A labyrinth-like warehouse in a creepy industrial estate somewhere in deepest Ayrshire sounds more like the setting for an independent British horror than the location for my first glimpse of the noble sport of weightlifting.
I’m not sure quite what I expected of the Scottish Masters Open Weightlifting Championships. A bevy of body-beautiful young men parading around in stretchy leotards under obnoxiously bright lights? Probably. What I found was a small community of committed individuals, gathered on plastic chairs atop dusty floorboards to cheer each other on in feats of strength of which Popeye would be proud.

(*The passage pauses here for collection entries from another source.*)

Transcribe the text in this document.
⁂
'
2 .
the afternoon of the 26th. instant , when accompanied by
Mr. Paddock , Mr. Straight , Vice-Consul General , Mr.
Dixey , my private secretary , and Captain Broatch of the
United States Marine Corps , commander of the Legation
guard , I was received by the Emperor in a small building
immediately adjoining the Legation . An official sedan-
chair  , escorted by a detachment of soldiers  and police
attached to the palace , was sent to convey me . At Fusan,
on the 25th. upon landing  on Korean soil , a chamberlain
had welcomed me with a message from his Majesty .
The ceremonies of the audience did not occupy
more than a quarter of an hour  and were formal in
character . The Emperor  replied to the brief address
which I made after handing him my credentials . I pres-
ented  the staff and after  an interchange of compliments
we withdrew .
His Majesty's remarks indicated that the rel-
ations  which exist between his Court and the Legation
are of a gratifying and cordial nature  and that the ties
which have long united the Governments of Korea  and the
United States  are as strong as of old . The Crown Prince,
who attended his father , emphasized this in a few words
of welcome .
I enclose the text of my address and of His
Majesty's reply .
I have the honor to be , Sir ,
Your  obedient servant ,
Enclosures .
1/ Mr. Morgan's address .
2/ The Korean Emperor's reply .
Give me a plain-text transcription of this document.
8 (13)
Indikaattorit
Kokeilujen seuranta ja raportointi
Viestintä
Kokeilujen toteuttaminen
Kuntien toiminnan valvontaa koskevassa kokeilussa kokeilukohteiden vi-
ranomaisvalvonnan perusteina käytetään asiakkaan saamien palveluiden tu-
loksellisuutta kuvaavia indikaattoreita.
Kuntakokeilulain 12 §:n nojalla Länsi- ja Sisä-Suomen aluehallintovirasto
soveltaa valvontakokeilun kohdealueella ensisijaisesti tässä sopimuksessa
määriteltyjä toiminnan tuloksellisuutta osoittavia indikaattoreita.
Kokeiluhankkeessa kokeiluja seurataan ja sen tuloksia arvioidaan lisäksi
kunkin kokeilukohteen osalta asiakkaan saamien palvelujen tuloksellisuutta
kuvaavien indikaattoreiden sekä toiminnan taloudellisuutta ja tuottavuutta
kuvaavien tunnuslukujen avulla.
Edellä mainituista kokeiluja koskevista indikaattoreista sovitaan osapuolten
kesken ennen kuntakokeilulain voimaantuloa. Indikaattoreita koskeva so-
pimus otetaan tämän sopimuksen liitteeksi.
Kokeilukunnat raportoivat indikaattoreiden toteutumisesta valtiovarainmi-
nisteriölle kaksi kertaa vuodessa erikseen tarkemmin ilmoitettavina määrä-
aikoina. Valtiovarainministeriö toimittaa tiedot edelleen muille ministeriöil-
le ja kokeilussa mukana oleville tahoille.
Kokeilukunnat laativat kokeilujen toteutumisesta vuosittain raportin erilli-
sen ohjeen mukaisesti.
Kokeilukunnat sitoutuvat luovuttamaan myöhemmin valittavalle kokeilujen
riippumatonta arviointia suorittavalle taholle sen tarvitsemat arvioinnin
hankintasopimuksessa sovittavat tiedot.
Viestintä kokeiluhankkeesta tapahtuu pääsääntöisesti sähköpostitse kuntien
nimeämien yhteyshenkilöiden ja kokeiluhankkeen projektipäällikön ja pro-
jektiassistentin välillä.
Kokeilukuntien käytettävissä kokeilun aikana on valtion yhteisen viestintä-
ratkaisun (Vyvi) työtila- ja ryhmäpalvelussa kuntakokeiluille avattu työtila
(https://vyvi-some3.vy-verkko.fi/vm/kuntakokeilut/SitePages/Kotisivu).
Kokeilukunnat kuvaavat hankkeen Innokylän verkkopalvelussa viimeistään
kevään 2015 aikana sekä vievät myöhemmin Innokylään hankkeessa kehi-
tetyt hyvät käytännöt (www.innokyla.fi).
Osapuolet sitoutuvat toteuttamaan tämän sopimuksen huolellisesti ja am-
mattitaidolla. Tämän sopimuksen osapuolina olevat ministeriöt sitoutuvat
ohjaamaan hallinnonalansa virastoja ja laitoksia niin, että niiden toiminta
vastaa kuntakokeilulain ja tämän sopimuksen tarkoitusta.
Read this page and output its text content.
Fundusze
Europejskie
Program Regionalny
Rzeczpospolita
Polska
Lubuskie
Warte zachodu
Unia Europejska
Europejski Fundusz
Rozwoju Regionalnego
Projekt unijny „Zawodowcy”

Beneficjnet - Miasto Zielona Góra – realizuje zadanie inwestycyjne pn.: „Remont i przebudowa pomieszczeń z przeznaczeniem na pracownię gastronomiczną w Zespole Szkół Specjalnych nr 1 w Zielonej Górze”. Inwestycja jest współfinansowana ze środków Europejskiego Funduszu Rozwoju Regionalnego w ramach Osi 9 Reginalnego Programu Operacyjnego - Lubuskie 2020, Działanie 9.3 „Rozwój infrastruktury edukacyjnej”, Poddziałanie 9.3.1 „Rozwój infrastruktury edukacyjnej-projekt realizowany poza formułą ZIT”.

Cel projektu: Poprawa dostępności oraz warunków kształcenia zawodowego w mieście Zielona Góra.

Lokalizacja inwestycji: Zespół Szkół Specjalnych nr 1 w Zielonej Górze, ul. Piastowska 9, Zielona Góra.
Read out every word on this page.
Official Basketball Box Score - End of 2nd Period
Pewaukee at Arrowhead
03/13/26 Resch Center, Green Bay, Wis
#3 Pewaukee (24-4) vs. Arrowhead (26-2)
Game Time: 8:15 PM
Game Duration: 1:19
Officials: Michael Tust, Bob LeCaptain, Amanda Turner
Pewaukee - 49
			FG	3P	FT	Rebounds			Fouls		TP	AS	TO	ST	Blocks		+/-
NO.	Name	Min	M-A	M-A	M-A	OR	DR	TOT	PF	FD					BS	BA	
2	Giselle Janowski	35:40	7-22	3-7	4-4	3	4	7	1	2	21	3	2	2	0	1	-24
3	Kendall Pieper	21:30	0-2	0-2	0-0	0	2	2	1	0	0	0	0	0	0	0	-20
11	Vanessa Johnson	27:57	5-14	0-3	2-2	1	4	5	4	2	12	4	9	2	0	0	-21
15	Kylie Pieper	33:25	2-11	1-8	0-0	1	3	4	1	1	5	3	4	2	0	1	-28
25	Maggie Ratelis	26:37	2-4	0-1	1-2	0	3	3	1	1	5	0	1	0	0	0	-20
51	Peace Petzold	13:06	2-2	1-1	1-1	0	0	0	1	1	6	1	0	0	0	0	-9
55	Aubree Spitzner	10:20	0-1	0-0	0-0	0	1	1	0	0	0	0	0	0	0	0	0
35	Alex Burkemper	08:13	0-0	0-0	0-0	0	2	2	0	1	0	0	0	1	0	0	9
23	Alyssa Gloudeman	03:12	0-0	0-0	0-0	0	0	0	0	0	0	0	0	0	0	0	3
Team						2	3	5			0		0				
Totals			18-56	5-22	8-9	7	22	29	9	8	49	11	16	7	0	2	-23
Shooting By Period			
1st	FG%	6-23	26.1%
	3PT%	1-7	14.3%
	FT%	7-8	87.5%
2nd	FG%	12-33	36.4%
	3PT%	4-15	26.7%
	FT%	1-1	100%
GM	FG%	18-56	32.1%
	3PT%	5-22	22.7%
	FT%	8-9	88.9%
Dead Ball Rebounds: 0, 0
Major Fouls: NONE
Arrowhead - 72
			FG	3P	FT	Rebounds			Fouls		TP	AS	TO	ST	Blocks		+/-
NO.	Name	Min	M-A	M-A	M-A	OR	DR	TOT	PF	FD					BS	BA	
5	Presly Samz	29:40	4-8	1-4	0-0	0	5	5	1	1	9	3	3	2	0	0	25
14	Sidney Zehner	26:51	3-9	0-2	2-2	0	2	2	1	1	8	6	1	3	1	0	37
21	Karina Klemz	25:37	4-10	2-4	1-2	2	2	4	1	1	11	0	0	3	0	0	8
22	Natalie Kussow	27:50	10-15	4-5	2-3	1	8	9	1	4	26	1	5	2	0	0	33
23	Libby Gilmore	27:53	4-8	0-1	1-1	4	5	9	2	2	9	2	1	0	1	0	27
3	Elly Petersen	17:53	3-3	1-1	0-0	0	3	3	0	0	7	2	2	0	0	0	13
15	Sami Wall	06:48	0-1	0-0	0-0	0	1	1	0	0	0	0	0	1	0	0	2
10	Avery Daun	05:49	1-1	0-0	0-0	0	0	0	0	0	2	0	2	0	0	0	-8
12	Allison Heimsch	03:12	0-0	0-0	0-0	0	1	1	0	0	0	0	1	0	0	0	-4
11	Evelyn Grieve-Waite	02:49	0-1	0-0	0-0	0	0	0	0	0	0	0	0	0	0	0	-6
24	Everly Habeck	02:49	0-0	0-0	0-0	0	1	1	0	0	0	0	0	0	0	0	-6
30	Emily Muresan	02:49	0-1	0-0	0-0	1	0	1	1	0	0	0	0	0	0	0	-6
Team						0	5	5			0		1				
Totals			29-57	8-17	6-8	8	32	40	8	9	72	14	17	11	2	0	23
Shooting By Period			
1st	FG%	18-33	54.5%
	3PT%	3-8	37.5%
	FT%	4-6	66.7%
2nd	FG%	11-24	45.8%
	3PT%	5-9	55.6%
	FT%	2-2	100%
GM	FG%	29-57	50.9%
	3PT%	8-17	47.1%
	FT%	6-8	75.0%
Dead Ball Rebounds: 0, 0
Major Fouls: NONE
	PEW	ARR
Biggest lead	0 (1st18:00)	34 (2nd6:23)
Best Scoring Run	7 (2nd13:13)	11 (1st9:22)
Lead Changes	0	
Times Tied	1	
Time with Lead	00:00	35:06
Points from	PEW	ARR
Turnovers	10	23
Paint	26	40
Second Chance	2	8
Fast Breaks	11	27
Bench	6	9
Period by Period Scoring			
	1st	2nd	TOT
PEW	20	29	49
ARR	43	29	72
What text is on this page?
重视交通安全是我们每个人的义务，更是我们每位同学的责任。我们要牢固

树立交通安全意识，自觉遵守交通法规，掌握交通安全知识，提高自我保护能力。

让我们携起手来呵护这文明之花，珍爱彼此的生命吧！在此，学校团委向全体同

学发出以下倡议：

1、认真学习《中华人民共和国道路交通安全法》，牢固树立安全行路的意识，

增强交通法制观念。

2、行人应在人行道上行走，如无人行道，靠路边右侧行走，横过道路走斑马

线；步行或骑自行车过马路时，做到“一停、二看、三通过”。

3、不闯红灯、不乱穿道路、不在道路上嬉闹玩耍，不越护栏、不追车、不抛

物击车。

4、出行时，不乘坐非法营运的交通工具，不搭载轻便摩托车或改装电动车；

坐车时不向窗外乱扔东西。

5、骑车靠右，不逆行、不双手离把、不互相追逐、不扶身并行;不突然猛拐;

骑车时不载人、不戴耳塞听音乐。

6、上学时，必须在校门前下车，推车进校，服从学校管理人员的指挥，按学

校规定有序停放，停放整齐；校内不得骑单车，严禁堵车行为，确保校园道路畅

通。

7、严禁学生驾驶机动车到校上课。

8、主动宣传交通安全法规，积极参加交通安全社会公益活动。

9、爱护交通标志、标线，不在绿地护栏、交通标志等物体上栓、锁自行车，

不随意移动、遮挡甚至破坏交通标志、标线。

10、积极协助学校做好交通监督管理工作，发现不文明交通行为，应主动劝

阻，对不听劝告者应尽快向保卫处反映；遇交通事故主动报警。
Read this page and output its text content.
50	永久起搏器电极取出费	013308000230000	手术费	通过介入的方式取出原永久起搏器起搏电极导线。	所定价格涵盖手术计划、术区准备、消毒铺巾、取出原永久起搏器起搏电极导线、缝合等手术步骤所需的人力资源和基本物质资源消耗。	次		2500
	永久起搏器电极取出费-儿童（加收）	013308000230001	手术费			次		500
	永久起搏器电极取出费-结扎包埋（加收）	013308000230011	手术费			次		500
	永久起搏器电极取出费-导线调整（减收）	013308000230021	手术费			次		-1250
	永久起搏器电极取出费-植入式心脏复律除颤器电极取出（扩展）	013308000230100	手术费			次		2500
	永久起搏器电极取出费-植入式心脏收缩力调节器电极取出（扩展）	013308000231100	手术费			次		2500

Hosted in the Kilwinning Olympic Weightlifting Club, the tournament took place in a windowless room within a maze of corridors only negotiable with a decent sense of direction and a trail of breadcrumbs.
It all seemed a bit ramshackle really.
Except that the competition itself was conducted with clear regard for regulation and the utmost professionalism. Each lift was logged and timed – with a display clock that Countdown could have requisitioned – and the entire event recorded throughout. There’s no way I’m sneaking in under the net of this one then.
Above the displays of strength, attention to procedure and sense of community though, it was the surprising mix of participants that impressed me most. The gender split wasn’t nearly as painful as it sounds and the age range represented would have made The Broons proud. Kids in squad tracksuits sat alongside old-timers in inscribed blazers; women and men competed on the same makeshift stage – and everyone looked like they could save you from a burning building, if the need arose. And among it all, despite looking like a sore thumb amidst a horde of healthy fingers, I somehow felt entirely unnoticed and not at all unwelcome.
Maybe I’m not a natural strong-woman and perhaps I can’t quite face a Lycra one-piece just yet, but my toe-dipping trip into the weightlifting world at least convinced me that stature, age and gender aren’t valid excuses for hiding from the sport.